Qatargate, polemiche sull’aggressività della giustizia belga
Il filo conduttore è uno soltanto: la giustizia del Belgio, crocevia di inchieste che negli ultimi tre anni hanno attraversato Europarlamento, diplomazia comunitaria e ora anche la Nato. L’indagine su Federica Mogherini, affidata alla Procura europea (Eppo), procede seguendo quelle stesse procedure belghe più volte finite al centro del dibattito pubblico. A una settimana dal fermo dell’ex Alta rappresentante Ue, dagli investigatori non emergono scossoni: si continua a esaminare verbali, chat, messaggi e documenti sequestrati per ricostruire la catena decisionale che portò il Collegio di Bruges – guidato dall’ex lady Pesc – ad aggiudicarsi l’appalto per l’Accademia dei giovani diplomatici europei.
Un caso che ha travolto anche la Commissione europea, senza tuttavia portarla a desistere dal pieno sostegno all’Eppo e all’Olaf, i suoi organi anticorruzione. Istituzioni che, nella sottolineatura del commissario Ue al Bilancio Piotr Serafin, «vanno rafforzate» anche quando indagano su possibili frodi interne. Le parole del polacco riecheggiano a Bruxelles a tre anni dallo scoppio del Qatargate, il presunto scandalo di corruzione esploso all’alba del 9 dicembre 2022 tra valigie di contanti e arresti eccellenti: l’ex eurodeputato poi pentito Pier Antonio Panzeri, l’allora vicepresidente dell’Eurocamera Eva Kaili, il compagno Francesco Giorgi e gli europarlamentari Andrea Cozzolino e Marc Tarabella.
La giustizia belga
Il blitz che ha portato al fermo di Mogherini – poi rilasciata dopo un interrogatorio fiume – davanti a una delle figlie ha rievocato gli arresti in sequenza di quei giorni e riacceso le polemiche sull’impronta aggressiva della giustizia belga, che allora portò gli indagati a trascorrere mesi tra carcere e domiciliari con accuse di corruzione, riciclaggio e associazione criminale.

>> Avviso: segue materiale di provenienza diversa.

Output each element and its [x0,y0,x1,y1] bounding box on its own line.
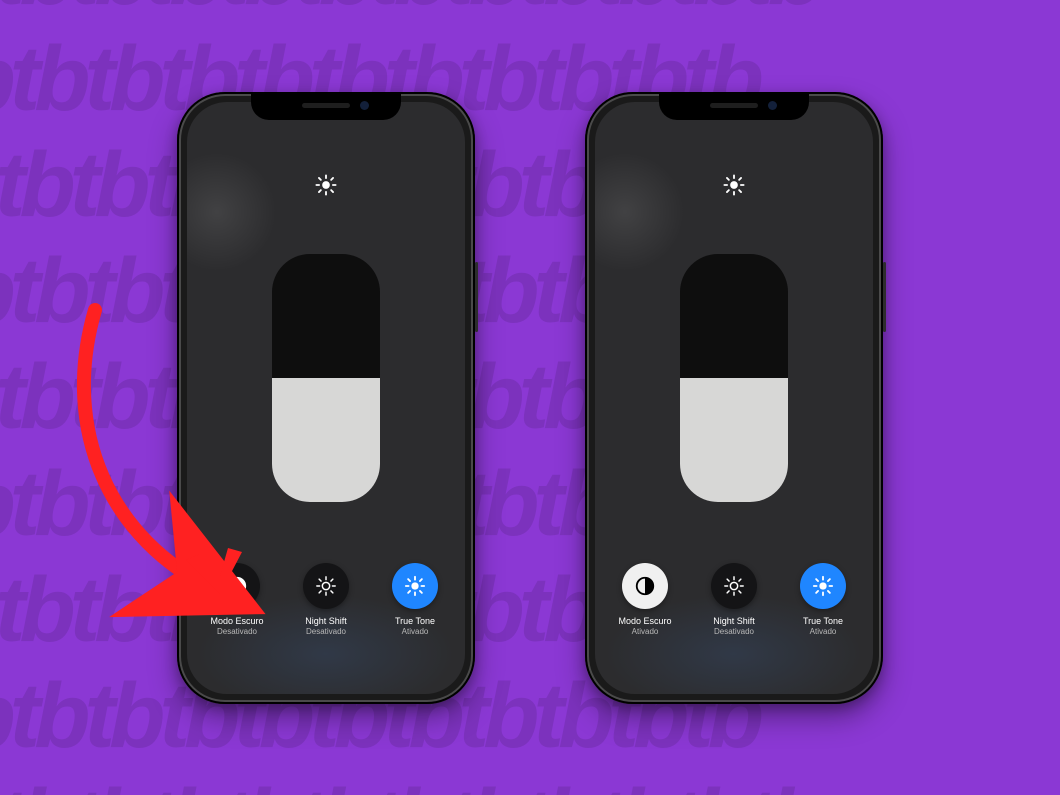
dark-mode-status-label: Desativado [217,627,257,636]
true-tone-status-label: Ativado [810,627,837,636]
brightness-slider[interactable] [680,254,788,502]
brightness-slider-fill [272,378,380,502]
dark-mode-control: Modo Escuro Ativado [606,563,684,636]
phone-mockup-1: Modo Escuro Desativado [177,92,475,704]
canvas: tbtbtbtbtbtbtbtbtbtbtbtb tbtbtbtbtbtbtbt… [0,0,1060,795]
night-shift-label: Night Shift [713,616,755,626]
control-center-brightness-panel: Modo Escuro Desativado [187,102,465,694]
brightness-slider[interactable] [272,254,380,502]
speaker-grill [710,103,758,108]
night-shift-label: Night Shift [305,616,347,626]
dark-mode-button[interactable] [622,563,668,609]
dark-mode-button[interactable] [214,563,260,609]
true-tone-control: True Tone Ativado [784,563,862,636]
true-tone-button[interactable] [392,563,438,609]
dark-mode-label: Modo Escuro [210,616,263,626]
control-center-brightness-panel: Modo Escuro Ativado [595,102,873,694]
true-tone-status-label: Ativado [402,627,429,636]
night-shift-control: Night Shift Desativado [287,563,365,636]
front-camera [768,101,777,110]
brightness-icon [315,174,337,196]
phone-notch [251,92,401,120]
brightness-slider-fill [680,378,788,502]
night-shift-button[interactable] [303,563,349,609]
true-tone-label: True Tone [803,616,843,626]
phones-container: Modo Escuro Desativado [0,0,1060,795]
night-shift-control: Night Shift Desativado [695,563,773,636]
night-shift-status-label: Desativado [714,627,754,636]
night-shift-button[interactable] [711,563,757,609]
display-controls-row: Modo Escuro Desativado [187,563,465,636]
dark-mode-label: Modo Escuro [618,616,671,626]
dark-mode-control: Modo Escuro Desativado [198,563,276,636]
night-shift-status-label: Desativado [306,627,346,636]
phone-mockup-2: Modo Escuro Ativado [585,92,883,704]
true-tone-label: True Tone [395,616,435,626]
display-controls-row: Modo Escuro Ativado [595,563,873,636]
speaker-grill [302,103,350,108]
true-tone-control: True Tone Ativado [376,563,454,636]
dark-mode-status-label: Ativado [632,627,659,636]
phone-notch [659,92,809,120]
true-tone-button[interactable] [800,563,846,609]
front-camera [360,101,369,110]
brightness-icon [723,174,745,196]
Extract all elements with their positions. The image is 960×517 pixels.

L’inchiesta è rimasta tuttavia bloccata alle sue fasi preliminari: due giudici istruttori e un procuratore si sono ritirati. Tra gli strascichi figurano anche le recenti richieste di revoca dell’immunità per le eurodeputate Pd Alessandra Moretti ed Elisabetta Gualmini: la commissione giuridica dell’Europarlamento ha dato il via libera soltanto per la prima, in attesa del voto dell’Aula.
La procura, trincerata nel silenzio, si limita a indicare che «c’è ancora molto lavoro da fare». Mentre il solo a procedere è il riesame voluto dagli indagati: fino al 12 dicembre un nuovo ciclo di udienze tornerà a passare al setaccio i metodi degli inquirenti.
La stessa giustizia belga – insieme a investigatori di Olanda, Stati Uniti, Svizzera, Lussemburgo e Romania – negli ultimi mesi ha acceso i riflettori anche sulla Nato, portando a spiccare un mandato di arresto internazionale per l’italiano Eliau Eluasvili, sospettato di aver agevolato contratti per conto di Elbit Systems, il colosso israeliano della tecnologia militare. L’inchiesta tratteggia una rete societaria ramificata dalla Lituania agli Stati Uniti, passando per Regno Unito e Grecia. Già in estate l’Alleanza aveva sospeso 15 contratti, 13 dei quali riconducibili a Elbit e alla controllata Orion.